Actually I was playing a little bit with this, it might be quite doable with a nice API using F# quotations but I need to flesh it out to see if it actually works. Right now I have something that looks like this
Sql.where (fun column value -> column "title" = value "Hello" && column "updated" > value DateTime.Now)
probably it can be simplified for single columns into something like this
Sql.where (fun column -> column "updated" > DateTime.Now)
Sql.where (fun column -> not (column "is_active"))
Sql.where (fun column -> String.IsNullOrWhiteSpace (column "description"))
But then you get a giant quotation expression back from which you have to extract the values and logical expressions. It is quite challenging I think but still doable.
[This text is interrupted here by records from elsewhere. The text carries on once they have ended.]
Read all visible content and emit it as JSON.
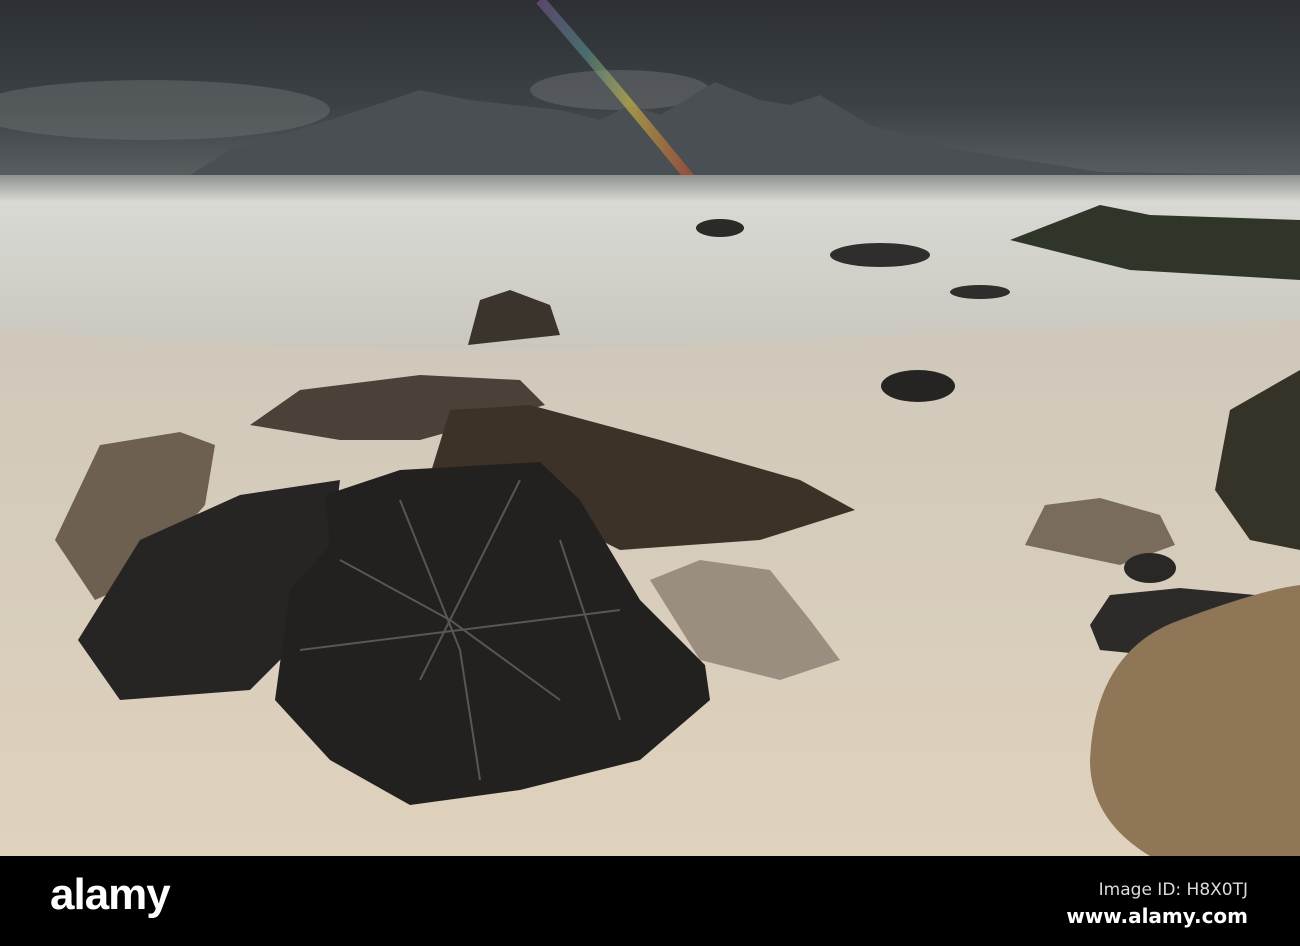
{
  "photo": {
    "description_label": "photo",
    "watermark_text": "alamy"
  },
  "footer": {
    "logo": "alamy",
    "image_id": "Image ID: H8X0TJ",
    "website": "www.alamy.com"
  },
  "colors": {
    "sky": "#3a3e42",
    "sea": "#d9d8d2",
    "sand": "#d6cbb8",
    "rock": "#2a2826",
    "footer": "#000000"
  }
}
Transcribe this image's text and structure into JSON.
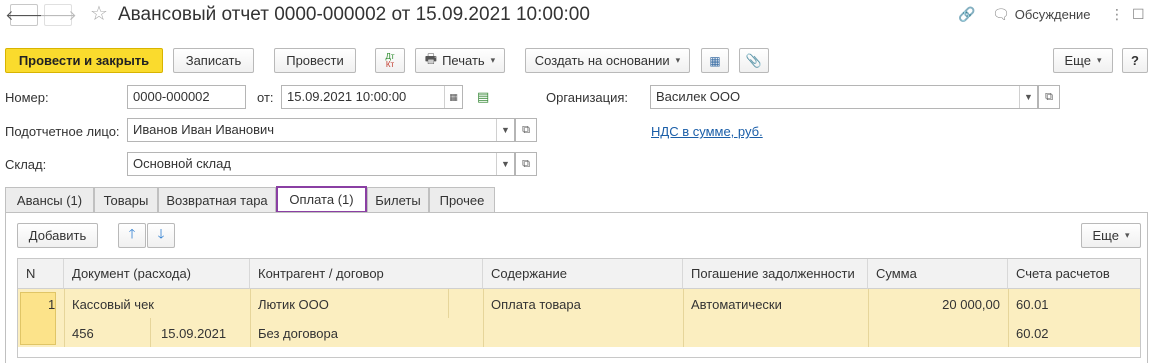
{
  "window": {
    "title": "Авансовый отчет 0000-000002 от 15.09.2021 10:00:00",
    "discussion_label": "Обсуждение"
  },
  "toolbar": {
    "post_close": "Провести и закрыть",
    "save": "Записать",
    "post": "Провести",
    "dtkt_top": "Дт",
    "dtkt_bottom": "Кт",
    "print": "Печать",
    "create_based": "Создать на основании",
    "more": "Еще",
    "help": "?"
  },
  "form": {
    "number_label": "Номер:",
    "number_value": "0000-000002",
    "date_label": "от:",
    "date_value": "15.09.2021 10:00:00",
    "org_label": "Организация:",
    "org_value": "Василек ООО",
    "person_label": "Подотчетное лицо:",
    "person_value": "Иванов Иван Иванович",
    "vat_link": "НДС в сумме, руб.",
    "warehouse_label": "Склад:",
    "warehouse_value": "Основной склад"
  },
  "tabs": [
    {
      "label": "Авансы (1)"
    },
    {
      "label": "Товары"
    },
    {
      "label": "Возвратная тара"
    },
    {
      "label": "Оплата (1)"
    },
    {
      "label": "Билеты"
    },
    {
      "label": "Прочее"
    }
  ],
  "active_tab": "Оплата (1)",
  "table_toolbar": {
    "add": "Добавить",
    "more": "Еще"
  },
  "table": {
    "columns": [
      "N",
      "Документ (расхода)",
      "Контрагент / договор",
      "Содержание",
      "Погашение задолженности",
      "Сумма",
      "Счета расчетов"
    ],
    "rows": [
      {
        "n": "1",
        "doc": "Кассовый чек",
        "doc_number": "456",
        "doc_date": "15.09.2021",
        "counterparty": "Лютик ООО",
        "contract": "Без договора",
        "content": "Оплата товара",
        "repayment": "Автоматически",
        "amount": "20 000,00",
        "account1": "60.01",
        "account2": "60.02"
      }
    ]
  },
  "colors": {
    "primary_button": "#fadb2d",
    "selected_row": "#fbeec0",
    "active_tab_border": "#8a3fa3",
    "link": "#1a5ea8"
  }
}
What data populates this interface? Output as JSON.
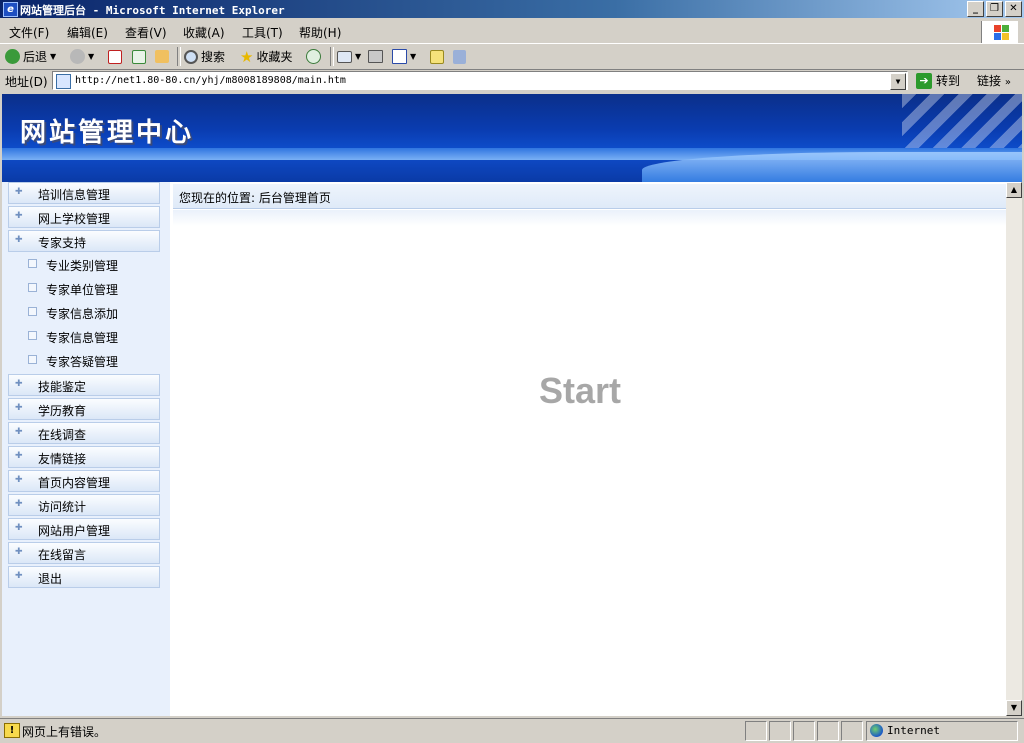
{
  "window": {
    "title": "网站管理后台 - Microsoft Internet Explorer",
    "minimize": "_",
    "maximize": "❐",
    "close": "✕"
  },
  "menu": [
    "文件(F)",
    "编辑(E)",
    "查看(V)",
    "收藏(A)",
    "工具(T)",
    "帮助(H)"
  ],
  "toolbar": {
    "back": "后退",
    "search": "搜索",
    "favorites": "收藏夹"
  },
  "address": {
    "label": "地址(D)",
    "url": "http://net1.80-80.cn/yhj/m8008189808/main.htm",
    "go": "转到",
    "links": "链接"
  },
  "banner": {
    "title": "网站管理中心"
  },
  "sidebar": {
    "items_top": [
      "培训信息管理",
      "网上学校管理",
      "专家支持"
    ],
    "sub_items": [
      "专业类别管理",
      "专家单位管理",
      "专家信息添加",
      "专家信息管理",
      "专家答疑管理"
    ],
    "items_bottom": [
      "技能鉴定",
      "学历教育",
      "在线调查",
      "友情链接",
      "首页内容管理",
      "访问统计",
      "网站用户管理",
      "在线留言",
      "退出"
    ]
  },
  "main": {
    "breadcrumb": "您现在的位置: 后台管理首页",
    "placeholder_text": "Start"
  },
  "status": {
    "message": "网页上有错误。",
    "zone": "Internet"
  }
}
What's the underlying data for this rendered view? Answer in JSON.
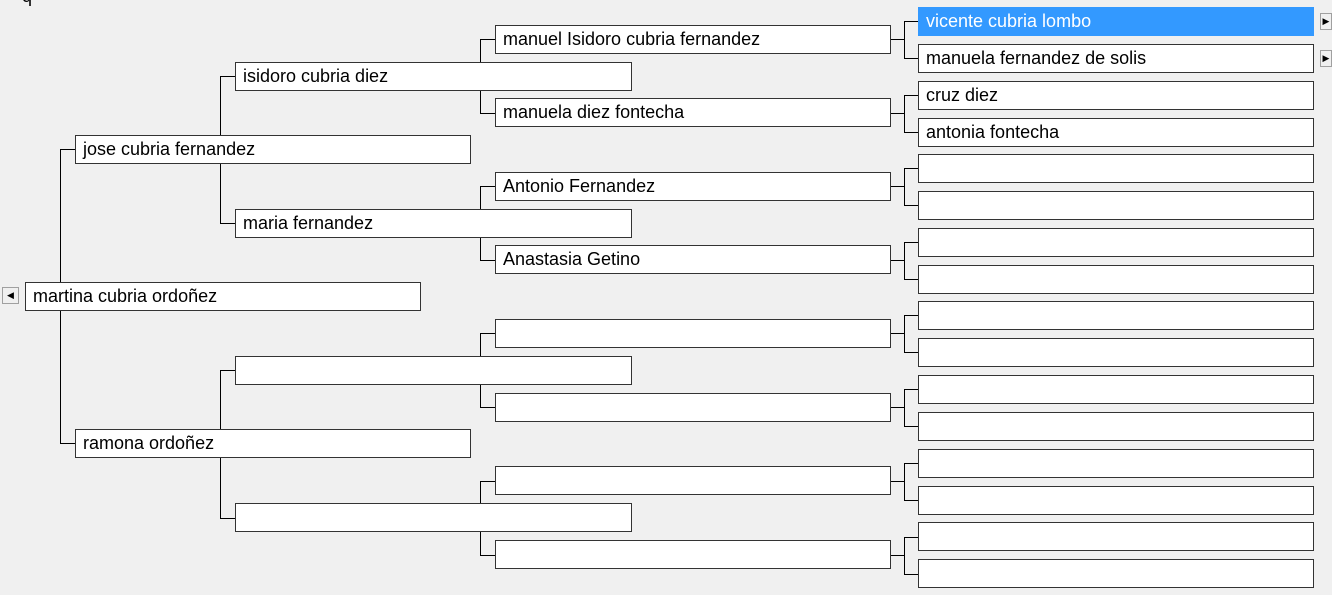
{
  "tree": {
    "root": "martina cubria ordoñez",
    "parents": [
      "jose cubria fernandez",
      "ramona ordoñez"
    ],
    "grandparents": [
      "isidoro cubria diez",
      "maria fernandez",
      "",
      ""
    ],
    "great_grandparents": [
      "manuel Isidoro cubria fernandez",
      "manuela diez fontecha",
      "Antonio Fernandez",
      "Anastasia Getino",
      "",
      "",
      "",
      ""
    ],
    "great_great_grandparents": [
      "vicente cubria lombo",
      "manuela fernandez de solis",
      "cruz diez",
      "antonia fontecha",
      "",
      "",
      "",
      "",
      "",
      "",
      "",
      "",
      "",
      "",
      "",
      ""
    ]
  },
  "nav": {
    "back_arrow": "◀",
    "forward_arrow": "▶"
  },
  "colors": {
    "selected_bg": "#3399ff",
    "selected_text": "#ffffff",
    "background": "#f0f0f0"
  }
}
Maybe we can discuss this over slack (or I could play with it next stream to figure out how to make it work and then fail miserably, live :joy:)
But then you get a giant quotation expression back from which you have to extract the values and logical expressions.
Now I'm scared 😂 But on a serious note, this is what SQLProvider probably does as well. I am thinking about tradeoffs for adding value to library users vs adding complexity.
I am thinking about tradeoffs for adding value to library users vs adding complexity.
I personally think that for anything more complex than what the library allows, one can simply go back to raw SQL as a perfectly good and accurate way to describe the SQL one wants to write :wink:
I just wanted to let you know that it is possible if you want to play with it more :smile:
I just wanted to let you know that it is possible if you want to play with it more
You are famous in the community for making things happen 😄 so I am not surprised at all. 😉
Thanks Roman :heart: to be fair I only write a lot of code til a subset of it works and I throw away the rest hahah :joy:
In any case, here is a sample code you can try out if you want to implement the quotations thingy:
open FSharp.Quotations
open System
type Sql =
static member where([<ReflectedDefinition>] f: Expr<(string -> 'T) -> bool>) =
printfn "%A" f
static member where([<ReflectedDefinition>] f: Expr<(string -> int) -> (obj -> int) -> bool>) =
printfn "%A" f
Sql.where (fun column -> column "title" = "Hello")
Sql.where (fun column value -> column "title" = value "Hello" && column "updated" > value DateTime.Now)
but instead of printfn "%A" f
you would actually traverse the expression and transform it into something else (i.e. SQL where clause) Also I am not sure how well these static members play with the existing CE
Closing this as it seems to be decided to leave things as is.
This is swapped around from typical usage, no?